Les multiples dossiers gérés par Xi Jinping ne l’ont pas empêché de garder un oeil sur Taïwan et d’user de sa puissance militaire quand il le juge nécessaire. Alors que la Chine accueillait le président français, la présidente de Taïwan s’est rendue en Californie le 5 avril pour rencontrer le républicain Kevin McCarthy, président de la Chambre des représentants des Etats-Unis, d’où elle a annoncé vouloir contrer « les ingérences de la Chine dans les eaux de Taïwan ». Pékin a réagi, samedi, en lançant trois jours d’exercices militaires autour de l’île. Une démonstration de force que Pékin affirme être de « sérieux avertissements » aux « forces séparatistes » de Taïwan. L’exercice, qui avait commencé par le survol de plusieurs hélicoptères, s’est intensifié pour devenir un essai d’« encerclement total » de l’île. La défense taïwanaise a communiqué avoir détecté 8 navires de guerre autour de l’île.

Une percée, mais …

Alors, la Chine est-elle vraiment capable de faire la paix dans le monde comme elle l’affirme ? Et quelle paix ? Depuis le rétablissement des relations, le 10 mars, entre l’Arabie saoudite et l’Iran sous l’égide de Pékin, la Chine a réalisé une percée inattendue au Moyen-Orient en usant de son amitié avec Téhéran pour mettre à la table des négociations les deux frères ennemis du Golfe.
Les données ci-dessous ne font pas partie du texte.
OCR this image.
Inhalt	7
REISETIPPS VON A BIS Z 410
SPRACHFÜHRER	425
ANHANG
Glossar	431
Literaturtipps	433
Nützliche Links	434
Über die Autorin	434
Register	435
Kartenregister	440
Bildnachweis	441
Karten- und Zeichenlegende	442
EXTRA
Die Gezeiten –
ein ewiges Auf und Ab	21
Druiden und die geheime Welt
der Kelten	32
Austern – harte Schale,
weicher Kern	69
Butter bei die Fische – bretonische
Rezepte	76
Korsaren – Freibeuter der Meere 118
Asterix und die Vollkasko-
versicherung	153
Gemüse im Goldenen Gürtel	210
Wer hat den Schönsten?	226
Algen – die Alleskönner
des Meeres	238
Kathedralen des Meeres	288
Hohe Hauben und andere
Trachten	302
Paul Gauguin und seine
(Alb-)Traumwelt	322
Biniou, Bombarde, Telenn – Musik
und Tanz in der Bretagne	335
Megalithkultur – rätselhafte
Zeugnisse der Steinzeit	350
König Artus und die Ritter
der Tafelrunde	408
Un revirement de situation de taille dans la région, qui porte un coup de plus au modèle de diplomatie libérale des Occidentaux et à l’influence traditionnelle de Washington dans la région. Ce rapprochement entre les deux rives du Golfe, qui chamboule à bien des égards les équilibres stratégiques de la région, fait espérer une avancée dans les conflits où s’interposent par proxy Riyad et Téhéran : au Yémen et en Syrie. Mais si le coup d’éclat est certain pour la Chine, les résultats pour la région ne le sont pas. Les tensions entre la monarchie et la République islamique sont anciennes et profondes.

Néanmoins, forte de cette nouvelle aura, l’affirmation de la puissance militaire et diplomatique de la Chine s’est, depuis, accélérée, augmentant avec elle les tensions au sein de la rivalité sino-américaine. Et en termes de paix dans le monde, la balance ne semble pas pencher pour l’Europe ou Taïwan. Si Xi Jinping a nié vouloir s’impliquer militairement en Ukraine et a, au final, téléphoné à Volodymyr Zelensky, il célébrait aussi, il y a deux semaines, son amitié avec Vladimir Poutine sur fond de discours antioccidental. Le revirement de Pékin, jeudi 6 avril, dans le contentieux qui oppose la Russie au Japon sur les îles Kouriles, peut également être compris à la lumière de cette amitié.

Mais alors, que veut la Chine ? Xi Jinping ne s’en cache pas. L’ordre mondial est en train de changer, et la Chine, en y avançant sa puissance économique et diplomatique partout où elle le peut, veut en être le centre.